Business leaders warn that Trump’s tariffs will hurt growth and jobs


Analysts say that President Trump’s 10% tariffs on UK are less than the other countries he has imposed, but they will still lead to a downgrade of growth forecasts, the loss of thousands of jobs, and a further cut in spending.

Emma Rowland of the Institute of Directors, a trade policy advisor, said that tariffs were a blow to hopes that “the UK would be able avoid the crosshairs of a global trade war.” The announcements made today only increase the difficulties that businesses in the UK face, and present an additional barrier to their growth.

The US is the UK’s largest trading partner and a major export market for UK industry, especially automotive, pharmaceutical, chemical and whisky.

Exporters to the US may be forced to re-evaluate the viability and location of the US in their supply chain. They may also have to lower their profit margins in order to stay competitive.

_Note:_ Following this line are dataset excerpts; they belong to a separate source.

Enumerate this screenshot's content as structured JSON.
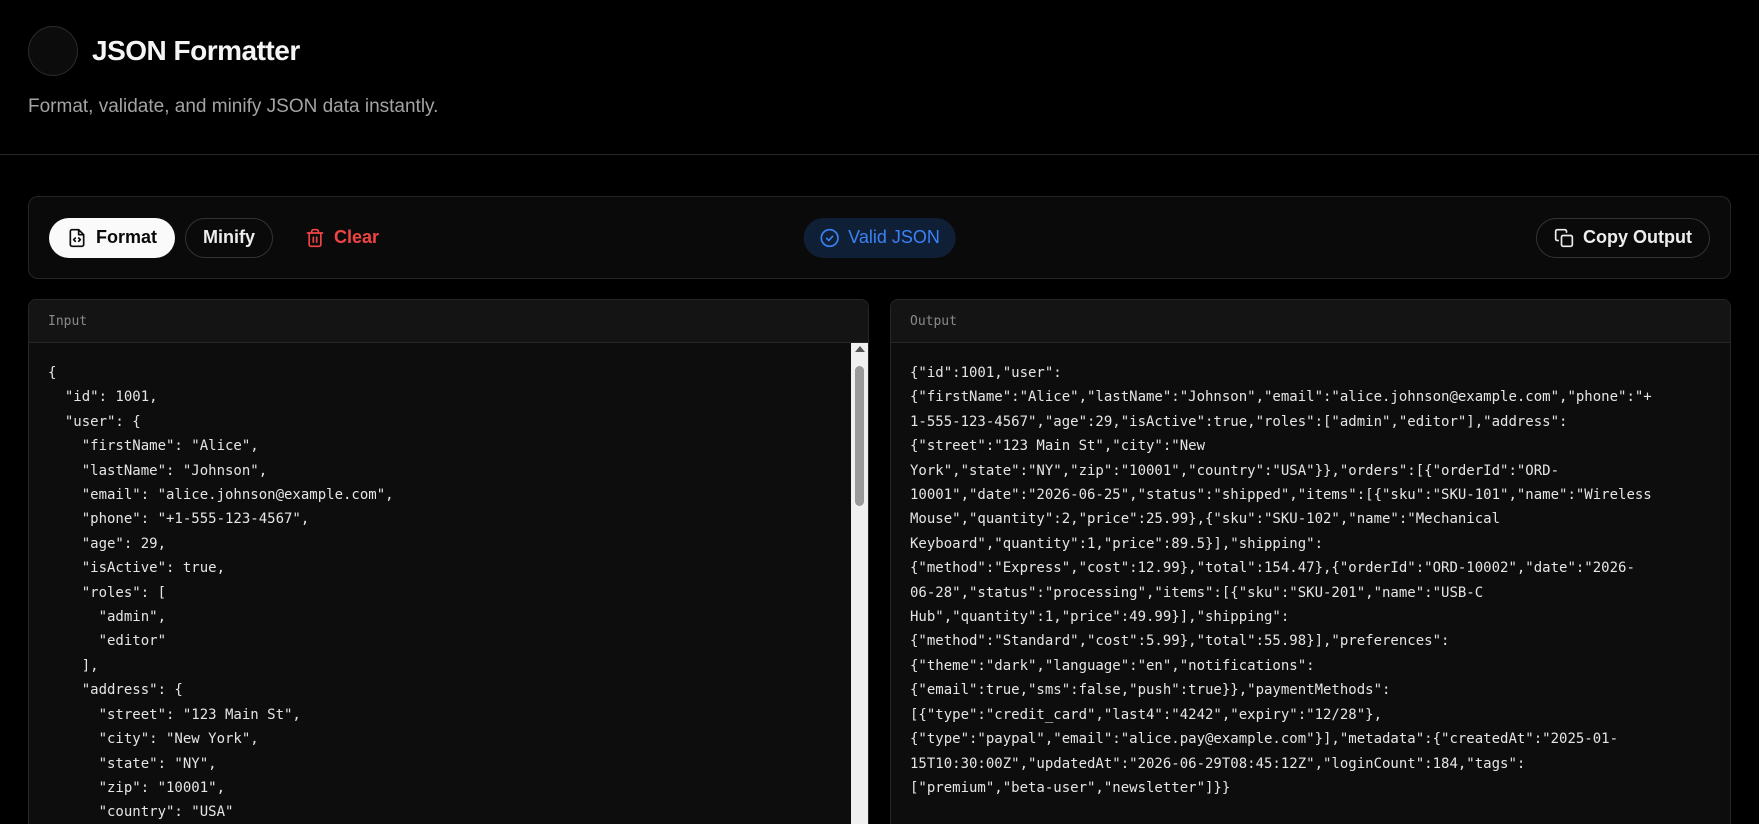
{
  "header": {
    "title": "JSON Formatter",
    "subtitle": "Format, validate, and minify JSON data instantly."
  },
  "toolbar": {
    "format_label": "Format",
    "minify_label": "Minify",
    "clear_label": "Clear",
    "status_label": "Valid JSON",
    "copy_label": "Copy Output"
  },
  "icons": {
    "format": "file-code-icon",
    "clear": "trash-icon",
    "status": "check-circle-icon",
    "copy": "copy-icon"
  },
  "colors": {
    "background": "#000000",
    "clear": "#ef4444",
    "status": "#3b82f6",
    "primary_button": "#fafafa"
  },
  "input": {
    "label": "Input",
    "value": "{\n  \"id\": 1001,\n  \"user\": {\n    \"firstName\": \"Alice\",\n    \"lastName\": \"Johnson\",\n    \"email\": \"alice.johnson@example.com\",\n    \"phone\": \"+1-555-123-4567\",\n    \"age\": 29,\n    \"isActive\": true,\n    \"roles\": [\n      \"admin\",\n      \"editor\"\n    ],\n    \"address\": {\n      \"street\": \"123 Main St\",\n      \"city\": \"New York\",\n      \"state\": \"NY\",\n      \"zip\": \"10001\",\n      \"country\": \"USA\""
  },
  "output": {
    "label": "Output",
    "value": "{\"id\":1001,\"user\":\n{\"firstName\":\"Alice\",\"lastName\":\"Johnson\",\"email\":\"alice.johnson@example.com\",\"phone\":\"+\n1-555-123-4567\",\"age\":29,\"isActive\":true,\"roles\":[\"admin\",\"editor\"],\"address\":\n{\"street\":\"123 Main St\",\"city\":\"New\nYork\",\"state\":\"NY\",\"zip\":\"10001\",\"country\":\"USA\"}},\"orders\":[{\"orderId\":\"ORD-\n10001\",\"date\":\"2026-06-25\",\"status\":\"shipped\",\"items\":[{\"sku\":\"SKU-101\",\"name\":\"Wireless\nMouse\",\"quantity\":2,\"price\":25.99},{\"sku\":\"SKU-102\",\"name\":\"Mechanical\nKeyboard\",\"quantity\":1,\"price\":89.5}],\"shipping\":\n{\"method\":\"Express\",\"cost\":12.99},\"total\":154.47},{\"orderId\":\"ORD-10002\",\"date\":\"2026-\n06-28\",\"status\":\"processing\",\"items\":[{\"sku\":\"SKU-201\",\"name\":\"USB-C\nHub\",\"quantity\":1,\"price\":49.99}],\"shipping\":\n{\"method\":\"Standard\",\"cost\":5.99},\"total\":55.98}],\"preferences\":\n{\"theme\":\"dark\",\"language\":\"en\",\"notifications\":\n{\"email\":true,\"sms\":false,\"push\":true}},\"paymentMethods\":\n[{\"type\":\"credit_card\",\"last4\":\"4242\",\"expiry\":\"12/28\"},\n{\"type\":\"paypal\",\"email\":\"alice.pay@example.com\"}],\"metadata\":{\"createdAt\":\"2025-01-\n15T10:30:00Z\",\"updatedAt\":\"2026-06-29T08:45:12Z\",\"loginCount\":184,\"tags\":\n[\"premium\",\"beta-user\",\"newsletter\"]}}"
  }
}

Rain Newton-Smith said that there are no winners in the trade war. The new tariffs will “have significant ramifications throughout the world” and be “deeply troubling to businesses”.

She said that a non-threatening response is best. “Retaliation only adds to disruption of supply chains, slows down investment and increases volatility in prices.”

“The government is right to have tried to negotiate an exemption to any tariffs that may be imposed through a bilateral deal. Negotiating stronger trading relationships will be the foundation of any success as they strive to grow their economy.

Newton-Smith said that the principle of free, fair and transparent trade is still important: “The UK should use this unpredictable time to reinforce its commitment to open, free and fair trade.” This will give businesses the confidence they need to boost productivity, encourage innovation and kick-start growth.

Rowland expressed concern about the rising tensions in the world. She said that recent IoD data showed confidence in the UK’s economy is already at a low level. “Meanwhile 59% of IoD Members are worried about the impact rising geopolitical conflicts are having on their organization,” she said. A rise in the disruption caused by tariffs will further erode confidence. According to the OBR, if the tariff rate between US and rest of world rose to 20% points at its peak, it would have a negative impact on UK GDP and eliminate the fiscal headroom for the chancellor.”

She agreed that Newton-Smith’s “pragmatic, level-headed approach” adopted by the UK was the correct one. She continued: “The UK is a trading nation with strong international connections. It benefits from this.” The IoD supports the government’s effort to maintain the position of UK Exporters in a fragmented global market.